Science Europe, an association of science funders and research organisations, welcomed what it called ‘the mild increase to €97.6 billion’, but described the budget for Horizon Europe as insufficient. ‘It is now up to the European parliament and the council to cement a more ambitious long-term blueprint in the final agreement,’ Science Europe’s secretary-general Stephan Kuster said in a statement.

Negotiations involving the European parliament and member states are expected to be protracted, especially since there will be no contributions from the UK. It is likely that member states will push the figure down for Horizon Europe during negotiations.

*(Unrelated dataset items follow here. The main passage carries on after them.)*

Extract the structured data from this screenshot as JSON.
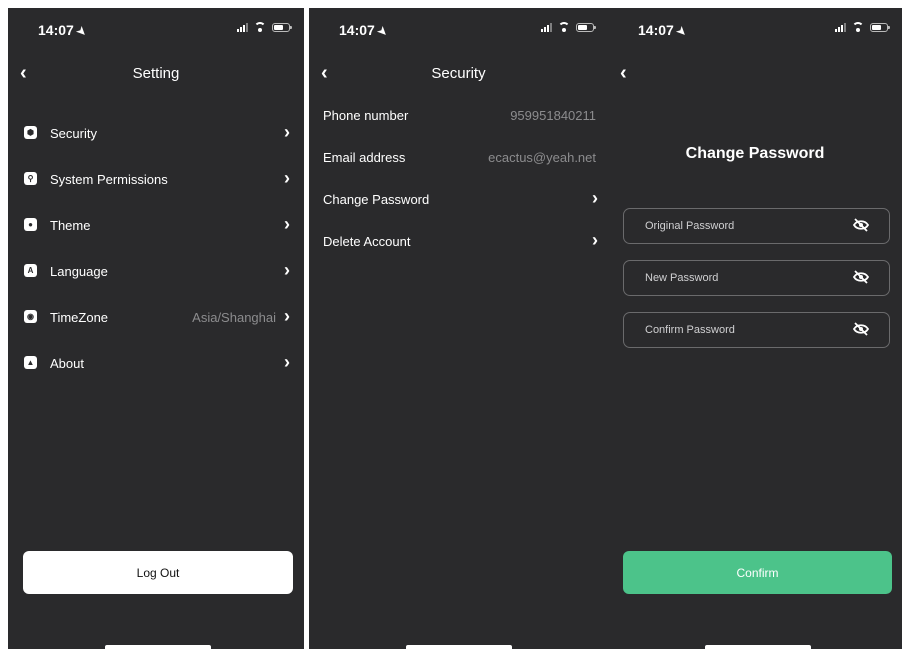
{
  "status_bar": {
    "time": "14:07"
  },
  "settings": {
    "title": "Setting",
    "items": [
      {
        "label": "Security",
        "icon": "shield-icon",
        "value": ""
      },
      {
        "label": "System Permissions",
        "icon": "key-icon",
        "value": ""
      },
      {
        "label": "Theme",
        "icon": "theme-icon",
        "value": ""
      },
      {
        "label": "Language",
        "icon": "language-icon",
        "value": ""
      },
      {
        "label": "TimeZone",
        "icon": "clock-icon",
        "value": "Asia/Shanghai"
      },
      {
        "label": "About",
        "icon": "about-icon",
        "value": ""
      }
    ],
    "logout_label": "Log Out"
  },
  "security": {
    "title": "Security",
    "phone_label": "Phone number",
    "phone_value": "959951840211",
    "email_label": "Email address",
    "email_value": "ecactus@yeah.net",
    "change_password_label": "Change Password",
    "delete_account_label": "Delete Account"
  },
  "change_password": {
    "title": "Change Password",
    "original_placeholder": "Original Password",
    "new_placeholder": "New Password",
    "confirm_placeholder": "Confirm Password",
    "confirm_button": "Confirm"
  },
  "colors": {
    "panel_bg": "#2a2a2c",
    "accent": "#4cc38a",
    "secondary_text": "#8c8c8e"
  }
}
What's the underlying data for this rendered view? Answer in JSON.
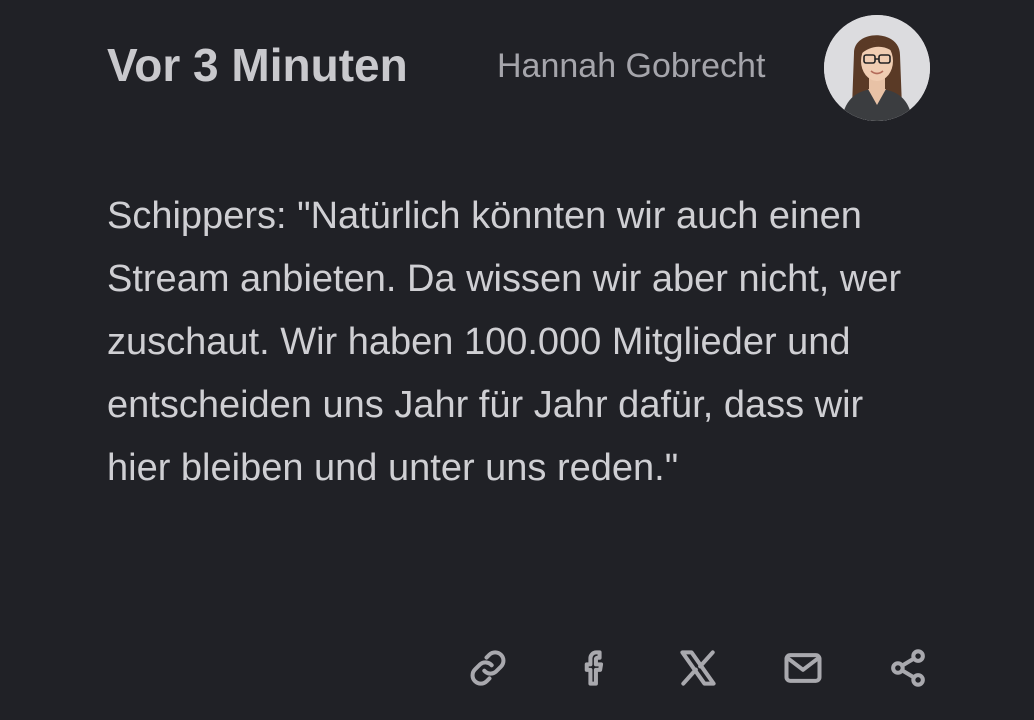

The commission has called for swift action on the budget, saying an early agreement is imperative. It warned that delays in implementing the new framework programme would incur losses of around 5000 jobs per month, or around 3 to 4% of EU research jobs. In total, the commission proposes a long-term budget of €1.14 trillion. The Brexit shortfall is to be covered in equal measure by new levies and savings to existing programmes, such as farm subsidies. Suggested new funding sources include revenue from the Emissions Trading Scheme, a 3% slice of a new consolidated corporate tax and a national contribution based on member states’ non-recycled packaging waste.

According to LERU, if the UK, Norway, Switzerland and Israel associate with the new framework programme, the budget would effectively increase to €120 billion. It says the current proposal represents a €35 billion rise, when one takes the UK contribution out.